Under the HIPAA Act, Should an Employee File a Complaint Internally First?
When a healthcare employee suspects a violation of the HIPAA Act, the employee can first attempt to report the HIPAA Act violation to a supervisor, or the organization’s Privacy Officer or overall Compliance Officer. After the complaint is made, the organization has a duty to investigate the HIPAA Act complaint internally, and to then render a decision about whether the individual’s complaint constitutes a reportable breach under the HIPAA breach notification rule.
Under the HIPAA Act, once the healthcare provider has investigated the complaint, the organization must then determine whether the breach must be reported to OCR. Under the HIPAA Act, there are three “accidental disclosure” exceptions. The three exceptions under which a breach need not be reported to OCR are:
- When there has been an unintentional acquisition, access, or use of PHI by a workforce member or person acting under the authority of a covered entity or business associate, if the acquisition, access or use:
- Was made in good faith; and
- Was made within the scope of authority.
- When there has been an inadvertent disclosure of PHI by a person authorized to access PHI at a covered entity or business associate, to another person authorized to access PHI at the covered entity or business associate.
- When the covered entity (or business associate) has a good faith belief that the unauthorized person to whom the impermissible PHI disclosure was made would not have been able to retain that information.
Under the HIPAA Act, What Can an Employee Do if the Organization Won’t Investigate?
While employees may report suspected breaches to their employer, as discussed above, this is not a HIPAA Act requirement. The HIPAA Act permits employees to bypass notifying the covered entity and file a HIPAA complaint with OCR directly, through the OCR portal. In addition, an employee may file the complaint with OCR if the employer refuses to act on or investigate a complaint the employee filed with the employer.
In any event, an employee should file a complaint with OCR within 180 days of the violation being discovered, although in certain cases, OCR may grant an extension of the filing deadline.
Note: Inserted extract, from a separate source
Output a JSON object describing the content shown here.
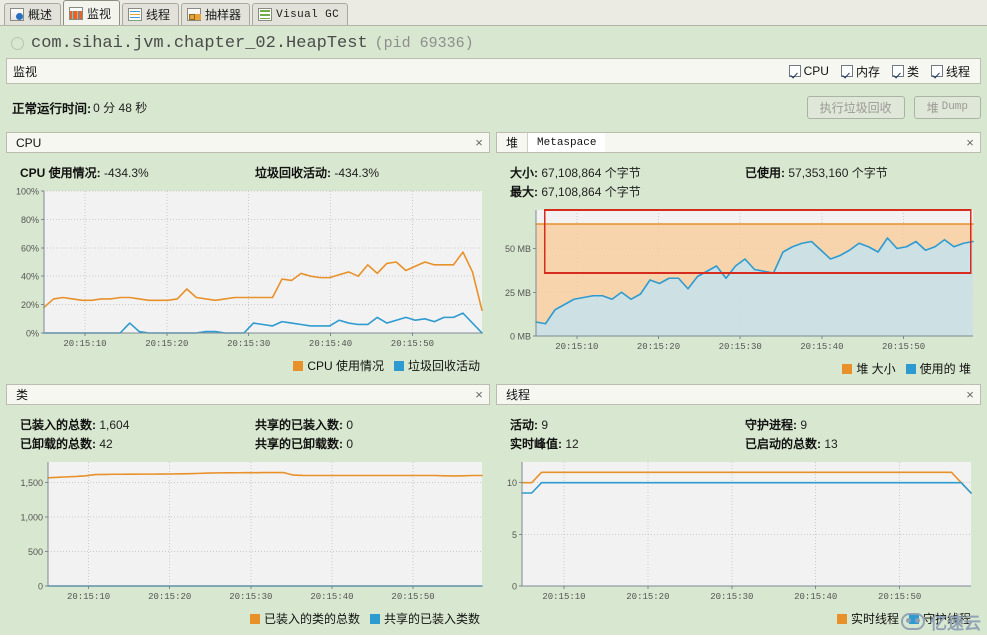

All complaints will be read and assessed, and investigations into HIPAA complaints will be launched if HIPAA rules are suspected of being violated and the complaint is submitted inside the 180-day timeframe.
Under the HIPAA Act, Can A Complaint be Filed Anonymously?
One persistent myth about the HIPAA Act is that under the HIPAA Act, an individual may not only file a complaint anonymously, but may, as an anonymous individual, have that complaint investigated. This is not the case. While an individual may submit a complaint anonymously,
OCR will not investigate any HIPAA complaint if a name and contact information is not supplied.
That said, an individual seeking to file a complaint may worry that, if he or she gives consent to OCR to reveal his or her identity for investigation purposes, he or she may face retaliation from an employer.
OCR recommends that, to ensure a complaint is investigated, and to protect oneself from retaliation, an individual should supply his or her name and contact details and deny OCR consent to reveal their identity or identifying information about them. A consent form is included at the bottom of the complaint form for this purpose. If an individual denies consent, OCR will withhold personal information from the covered entity or business associate if the complaint is investigated.
Providing OCR with one’s contact information, while at the same time denying OCR consent to reveal identifying information, allows OCR to investigate a complaint. If an individual files a complaint anonymously, the entity whom the individual accused of a HIPAA violation will not be investigated and therefore will likely go unpunished.